THE ROBERT W. WHITAKER ARCHIVE

MORALS: RADICAL STERILITY | nationalsalvation.net

The Carbon Count is the amount of carbon each human leaves in the world. We are being urged to look up our Carbon Count on the Internet and try to minimize it. You cannot eliminate it except by committing suicide. Your job is to minimize this evil. The last thing you should do is have children.

No one seems to notice how traditional this train of thought is. Like Marxism, environmentalism claims to be new but it really just a bastard child of the worst part of Judeo-Christianity:

"Where every prospect pleases and only man is vile."

No one but me has a memory, but I saw all this in the 1970s. In the thinking that led to the movie Soylent Green, a 1972 hit, Zero Population Growth (ZPG) was the semi-ideal. The ideal was Bob Barker, one of the better-known names of the 1970s. Barker said his wife had made him Socially Aware, so he had himself sterilized and dedicated his life to taking in stray animals.

Let me add the ritual statement: No, I am not joking. No, I am not exaggerating. This was seen as not only sane, but the Highest Form of Idealism at the time.

Barker went on to the next logical step of dedicating himself to the sterilization of animals.

Our Victorian heritage gives us the impression that chastity had to do only with the morality of young women. This was a complete distortion of the basis of chastity as Gnostic Judeo-Christianity saw it.

Let me repeat that there is not one single word advocating total sexual abstinence in the Old Testament. "Be fruitful and multiply" is as close as it comes. Both the Ten Commandments and Jesus condemned only ADULTERY.

If anyone confuses all sex with adultery, he needs a dictionary or medication.

The Gnostics insisted that all things of THIS WORLD were evil. The first temptation Satan offered Jesus was "all the kingdoms of the world." It never occurred to anybody that Satan did not have them to give.

Origen tried the surgical method of ending human life on this earth, The Bob Barker Method, but the Church rejected him for it. Human sacrifice was out. It was prohibited both by the Roman Empire and by the story of Jacob and Esau.

All that was left was total abstinence from sex, which St. Paul DID say was the ideal. He said it would be better if Christians were totally abstinent, as he was, but "It is better to marry than to burn."

I know people have objected to my saying this, but "It is better to marry than to burn" is NOT a ringing endorsement of marriage.

What is interesting about the radicals, Marxist and environmentalist, is how CONSERVATIVE they are. Marx offered the same inevitable Judgment Day we have been faced with for two thousand years. Bob Barker's ZPG and environmentalism say all human life is vile.

In the new 2008 version, the Carbon Count says all human life is evil.

Three thousand years ago Zoroaster said the God of This World was Evil, the God of the Next World was good. THAT, not the Old Testament, was where ending all life as an ideal came from, and that was a distortion of what even Zoroaster himself went on to say.

I am not at all sure that Zoroaster wasn't repeating something someone said a thousand years before HIM. Bit I AM sure that none of this is new.

Simmons on "Radical Sterility"

ZPG is a very small cult of useful idiots about to be turned into useless idiots. Not 1 in a 100 Democrats will claim to have any affinity for them.
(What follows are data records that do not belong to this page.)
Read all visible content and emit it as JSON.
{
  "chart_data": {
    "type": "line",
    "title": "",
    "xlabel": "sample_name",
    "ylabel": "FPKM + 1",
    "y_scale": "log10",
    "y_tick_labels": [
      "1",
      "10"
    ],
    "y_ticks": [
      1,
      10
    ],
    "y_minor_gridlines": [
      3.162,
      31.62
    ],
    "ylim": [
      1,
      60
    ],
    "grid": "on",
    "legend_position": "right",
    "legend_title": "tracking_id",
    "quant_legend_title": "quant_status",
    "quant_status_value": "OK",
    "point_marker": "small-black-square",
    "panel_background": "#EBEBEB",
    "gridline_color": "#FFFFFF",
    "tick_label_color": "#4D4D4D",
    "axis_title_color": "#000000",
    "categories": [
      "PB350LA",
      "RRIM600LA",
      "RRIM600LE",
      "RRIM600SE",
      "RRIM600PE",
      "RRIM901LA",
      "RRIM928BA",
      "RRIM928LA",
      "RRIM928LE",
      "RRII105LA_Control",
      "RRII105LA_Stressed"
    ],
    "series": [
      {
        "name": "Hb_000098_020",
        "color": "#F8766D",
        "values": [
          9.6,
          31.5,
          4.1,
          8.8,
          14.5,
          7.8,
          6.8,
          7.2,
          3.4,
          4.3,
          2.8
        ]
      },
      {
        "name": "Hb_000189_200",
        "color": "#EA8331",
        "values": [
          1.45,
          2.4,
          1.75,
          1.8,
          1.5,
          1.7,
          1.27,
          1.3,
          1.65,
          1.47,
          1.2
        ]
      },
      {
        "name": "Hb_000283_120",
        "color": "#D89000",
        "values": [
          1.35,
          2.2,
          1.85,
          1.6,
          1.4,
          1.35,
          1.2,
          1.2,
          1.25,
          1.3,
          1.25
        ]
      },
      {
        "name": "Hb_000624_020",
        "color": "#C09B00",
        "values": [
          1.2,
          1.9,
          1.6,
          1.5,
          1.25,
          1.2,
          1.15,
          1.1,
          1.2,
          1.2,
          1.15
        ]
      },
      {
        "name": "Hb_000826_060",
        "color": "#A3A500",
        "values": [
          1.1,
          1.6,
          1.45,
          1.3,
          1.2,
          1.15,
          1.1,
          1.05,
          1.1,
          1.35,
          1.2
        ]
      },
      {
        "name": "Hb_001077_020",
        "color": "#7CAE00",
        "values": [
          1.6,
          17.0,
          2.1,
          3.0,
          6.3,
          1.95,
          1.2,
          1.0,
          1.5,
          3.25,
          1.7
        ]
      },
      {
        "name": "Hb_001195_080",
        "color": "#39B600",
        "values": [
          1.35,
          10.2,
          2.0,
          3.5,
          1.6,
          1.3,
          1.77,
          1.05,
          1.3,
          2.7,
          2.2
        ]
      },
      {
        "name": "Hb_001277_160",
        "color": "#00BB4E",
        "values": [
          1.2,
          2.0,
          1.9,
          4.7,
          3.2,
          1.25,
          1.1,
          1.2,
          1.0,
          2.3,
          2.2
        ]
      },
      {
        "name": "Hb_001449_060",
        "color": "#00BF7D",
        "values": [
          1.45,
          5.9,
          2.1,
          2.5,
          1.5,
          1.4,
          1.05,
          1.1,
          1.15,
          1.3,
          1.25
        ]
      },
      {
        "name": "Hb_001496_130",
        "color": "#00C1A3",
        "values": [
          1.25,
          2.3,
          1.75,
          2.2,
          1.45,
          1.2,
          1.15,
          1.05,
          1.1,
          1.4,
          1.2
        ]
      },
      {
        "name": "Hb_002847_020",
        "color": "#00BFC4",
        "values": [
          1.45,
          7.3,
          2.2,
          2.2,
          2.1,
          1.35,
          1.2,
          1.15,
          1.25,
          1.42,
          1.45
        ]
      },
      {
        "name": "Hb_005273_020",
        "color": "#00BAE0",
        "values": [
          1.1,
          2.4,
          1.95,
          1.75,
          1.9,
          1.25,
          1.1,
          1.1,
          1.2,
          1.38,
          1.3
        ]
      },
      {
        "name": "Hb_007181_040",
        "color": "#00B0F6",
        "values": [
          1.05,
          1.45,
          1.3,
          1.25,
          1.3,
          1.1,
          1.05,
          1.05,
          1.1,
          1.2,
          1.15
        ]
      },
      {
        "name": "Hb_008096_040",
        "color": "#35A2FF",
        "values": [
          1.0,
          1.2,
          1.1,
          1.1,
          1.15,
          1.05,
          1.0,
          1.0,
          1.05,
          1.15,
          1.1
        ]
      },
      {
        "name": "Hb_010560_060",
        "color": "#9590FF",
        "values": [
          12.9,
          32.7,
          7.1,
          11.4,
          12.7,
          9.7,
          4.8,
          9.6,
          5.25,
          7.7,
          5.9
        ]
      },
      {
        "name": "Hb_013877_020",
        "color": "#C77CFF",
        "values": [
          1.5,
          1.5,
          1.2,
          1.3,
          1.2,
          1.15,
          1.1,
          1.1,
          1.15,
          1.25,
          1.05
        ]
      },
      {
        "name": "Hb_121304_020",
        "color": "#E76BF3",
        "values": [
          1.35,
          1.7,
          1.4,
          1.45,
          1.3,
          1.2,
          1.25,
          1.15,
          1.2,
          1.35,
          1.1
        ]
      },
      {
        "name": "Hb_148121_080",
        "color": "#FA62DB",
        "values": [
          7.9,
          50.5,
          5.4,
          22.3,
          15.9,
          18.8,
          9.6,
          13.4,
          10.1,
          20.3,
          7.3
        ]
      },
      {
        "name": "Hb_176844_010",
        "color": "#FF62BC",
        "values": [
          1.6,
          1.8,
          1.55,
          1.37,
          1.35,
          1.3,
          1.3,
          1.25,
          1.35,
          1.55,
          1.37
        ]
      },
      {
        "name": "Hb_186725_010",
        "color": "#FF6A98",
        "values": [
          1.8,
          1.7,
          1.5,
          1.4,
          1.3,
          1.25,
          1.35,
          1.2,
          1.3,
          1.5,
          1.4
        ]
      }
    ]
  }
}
Let me critique you on this one you are seeing the Left here as a monolith like Limbaugh does and why he has leveled off in effectiveness. The effective lion pride singles out its target, Limbaugh is a Jackal who yips at the whole herd expecting them at any moment to fall down and die for him.

Divide and conquer, and what I mean by that is that right wing rhetoric should always accentuate the fringeness, smallness and divisiveness of each of the left's cults. You might have added into your informative post those above qualities of ZPG. Imagine telling 80IQ Yolanda to stop producing carbon copies (pun intended).

ME:

Good strategic observation from a voice of actual experience.